VITERBO – “Filosofare nel frammento”, di Aurelio Rizzacasa (già ordinario di filosofia morale nell’Università di Perugia) è il titolo di un affascinante libro che verrà illustrato sabato 7 novembre alle ore 16 nella Sala delle biblioteche del Centro diocesano di documentazione nell’ambito delle “Presentazioni a Palazzo papale”, una nuova iniziativa del Cedido per dare spazio alla cultura a Viterbo.

 

Il frammento nel linguaggio quotidiano rappresenta una parte di un qualcosa che si è rotto.
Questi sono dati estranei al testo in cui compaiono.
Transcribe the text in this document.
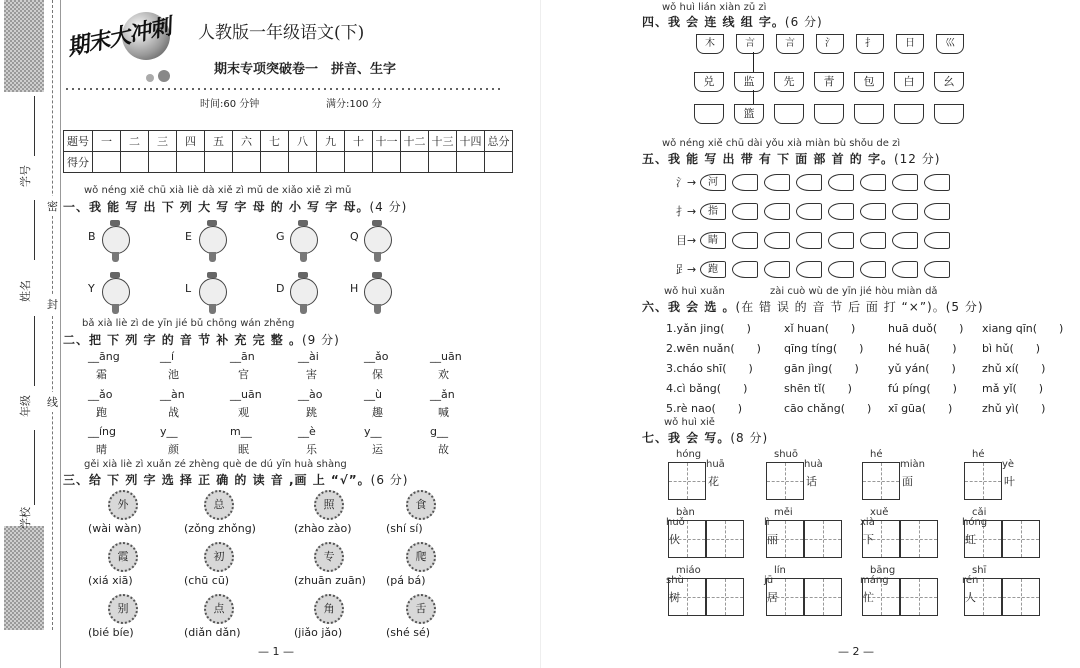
学号
姓名
年级
学校
密
封
线
期末大冲刺 人教版一年级语文(下)
期末专项突破卷一　拼音、生字
时间:60 分钟	满分:100 分
题号	一	二	三	四	五	六	七	八	九	十	十一	十二	十三	十四	总分
得分															
wǒ néng xiě chū xià liè dà xiě zì mǔ de xiǎo xiě zì mǔ
一、我 能 写 出 下 列 大 写 字 母 的 小 写 字 母。(4 分)
B	E	G	Q
Y	L	D	H
bǎ xià liè zì de yīn jié bǔ chōng wán zhěng
二、把 下 列 字 的 音 节 补 充 完 整 。(9 分)
__āng
霜
__í
池
__ān
官
__ài
害
__ǎo
保
__uān
欢
__ǎo
跑
__àn
战
__uān
观
__ào
跳
__ù
趣
__ǎn
喊
__íng
晴
y__
颜
m__
眠
__è
乐
y__
运
g__
故
gěi xià liè zì xuǎn zé zhèng què de dú yīn huà shàng
三、给 下 列 字 选 择 正 确 的 读 音 ,画 上 “√”。(6 分)
外
(wài wàn)
总
(zǒng zhǒng)
照
(zhào zào)
食
(shí sí)
霞
(xiá xiā)
初
(chū cū)
专
(zhuān zuān)
爬
(pá bá)
别
(bié bíe)
点
(diǎn dǎn)
角
(jiǎo jǎo)
舌
(shé sé)
— 1 —
wǒ huì lián xiàn zǔ zì
四、我 会 连 线 组 字。(6 分)
木
兑
言
监
篮
言
先
氵
青
扌
包
日
白
巛
幺
wǒ néng xiě chū dài yǒu xià miàn bù shǒu de zì
五、我 能 写 出 带 有 下 面 部 首 的 字。(12 分)
氵→	河
扌→	指
目→	睛
𧾷→	跑
wǒ huì xuǎn	zài cuò wù de yīn jié hòu miàn dǎ
六、我 会 选 。(在 错 误 的 音 节 后 面 打 “×”)。(5 分)
1.yǎn jing(　　)	xǐ huan(　　)	huā duǒ(　　) xiang qīn(　　)
2.wēn nuǎn(　　) qīng tíng(　　) hé huā(　　) bì hǔ(　　)
3.cháo shī(　　)	gān jìng(　　)	yǔ yán(　　) zhǔ xí(　　)
4.cì bǎng(　　)	shēn tǐ(　　)	fú píng(　　) mǎ yǐ(　　)
5.rè nao(　　)	cāo chǎng(　　) xī gūa(　　)	zhǔ yì(　　)
wǒ huì xiě
七、我 会 写。(8 分)
hóng
huā
花
shuō
huà
话
hé
miàn
面
hé
yè
叶
bàn
huǒ
伙
měi
lì
丽
xuě
xià
下
cǎi
hóng
虹
miáo
shù
树
lín
jū
居
bāng
máng
忙
shī
rén
人
— 2 —
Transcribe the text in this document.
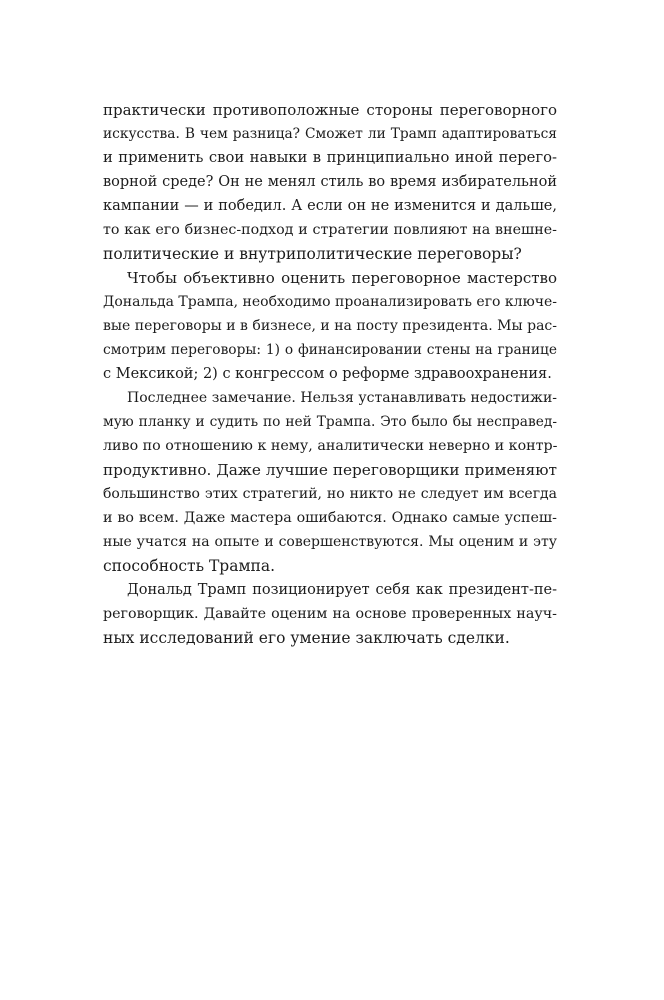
практически противоположные стороны переговорного
искусства. В чем разница? Сможет ли Трамп адаптироваться
и применить свои навыки в принципиально иной перего-
ворной среде? Он не менял стиль во время избирательной
кампании — и победил. А если он не изменится и дальше,
то как его бизнес-подход и стратегии повлияют на внешне-
политические и внутриполитические переговоры?

Чтобы объективно оценить переговорное мастерство
Дональда Трампа, необходимо проанализировать его ключе-
вые переговоры и в бизнесе, и на посту президента. Мы рас-
смотрим переговоры: 1) о финансировании стены на границе
с Мексикой; 2) с конгрессом о реформе здравоохранения.

Последнее замечание. Нельзя устанавливать недостижи-
мую планку и судить по ней Трампа. Это было бы несправед-
ливо по отношению к нему, аналитически неверно и контр-
продуктивно. Даже лучшие переговорщики применяют
большинство этих стратегий, но никто не следует им всегда
и во всем. Даже мастера ошибаются. Однако самые успеш-
ные учатся на опыте и совершенствуются. Мы оценим и эту
способность Трампа.

Дональд Трамп позиционирует себя как президент-пе-
реговорщик. Давайте оценим на основе проверенных науч-
ных исследований его умение заключать сделки.
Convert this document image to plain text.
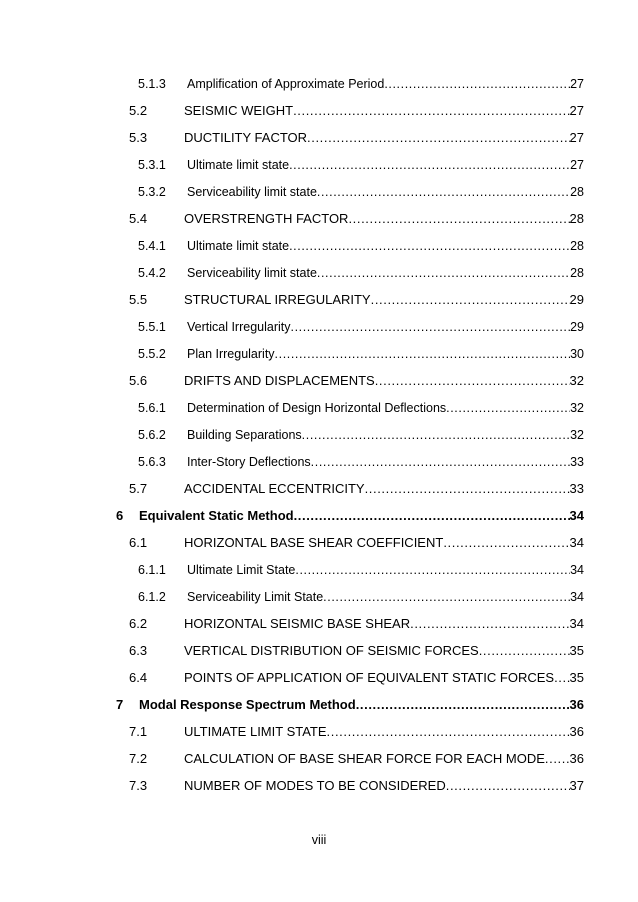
5.1.3 Amplification of Approximate Period .....	27
5.2	SEISMIC WEIGHT .....	27
5.3	DUCTILITY FACTOR .....	27
5.3.1 Ultimate limit state .....	27
5.3.2 Serviceability limit state .....	28
5.4	OVERSTRENGTH FACTOR .....	28
5.4.1 Ultimate limit state .....	28
5.4.2 Serviceability limit state .....	28
5.5	STRUCTURAL IRREGULARITY .....	29
5.5.1 Vertical Irregularity .....	29
5.5.2 Plan Irregularity .....	30
5.6	DRIFTS AND DISPLACEMENTS .....	32
5.6.1 Determination of Design Horizontal Deflections .....	32
5.6.2 Building Separations .....	32
5.6.3 Inter-Story Deflections .....	33
5.7	ACCIDENTAL ECCENTRICITY .....	33
6 Equivalent Static Method .....	34
6.1	HORIZONTAL BASE SHEAR COEFFICIENT .....	34
6.1.1 Ultimate Limit State .....	34
6.1.2 Serviceability Limit State .....	34
6.2	HORIZONTAL SEISMIC BASE SHEAR .....	34
6.3	VERTICAL DISTRIBUTION OF SEISMIC FORCES .....	35
6.4	POINTS OF APPLICATION OF EQUIVALENT STATIC FORCES ..... 35
7 Modal Response Spectrum Method .....	36
7.1	ULTIMATE LIMIT STATE .....	36
7.2	CALCULATION OF BASE SHEAR FORCE FOR EACH MODE ..... 36
7.3	NUMBER OF MODES TO BE CONSIDERED .....	37
viii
Ma tutta la filosofia dell’antichità è costituita da frammenti che erano all’origine probabilmente un tutt’unico, e che la cultura dell’occidente attraverso i secoli ha tentato di riconoscere senza mai riuscirci e forse costruendo su quei frammenti dei sistemi di pensiero del tutto originali rispetto al passato.

 

Oggi il frammento ritorna a porsi come momento di partenza dal quale far rinascere la filosofia. Il frammento è “il momento propulsivo di un’apertura intenzionale della coscienza soggettiva al mondo, momento in cui il soggetto nella sua finitezza si apre a cogliere e a comprendere un framment0o di verità” (Introduzione, p. 24).

 

Di frammenti e di filosofia parleranno Luciano Dottarelli ed Aurelio Rizzacasa introdotto da Luciano Osbat.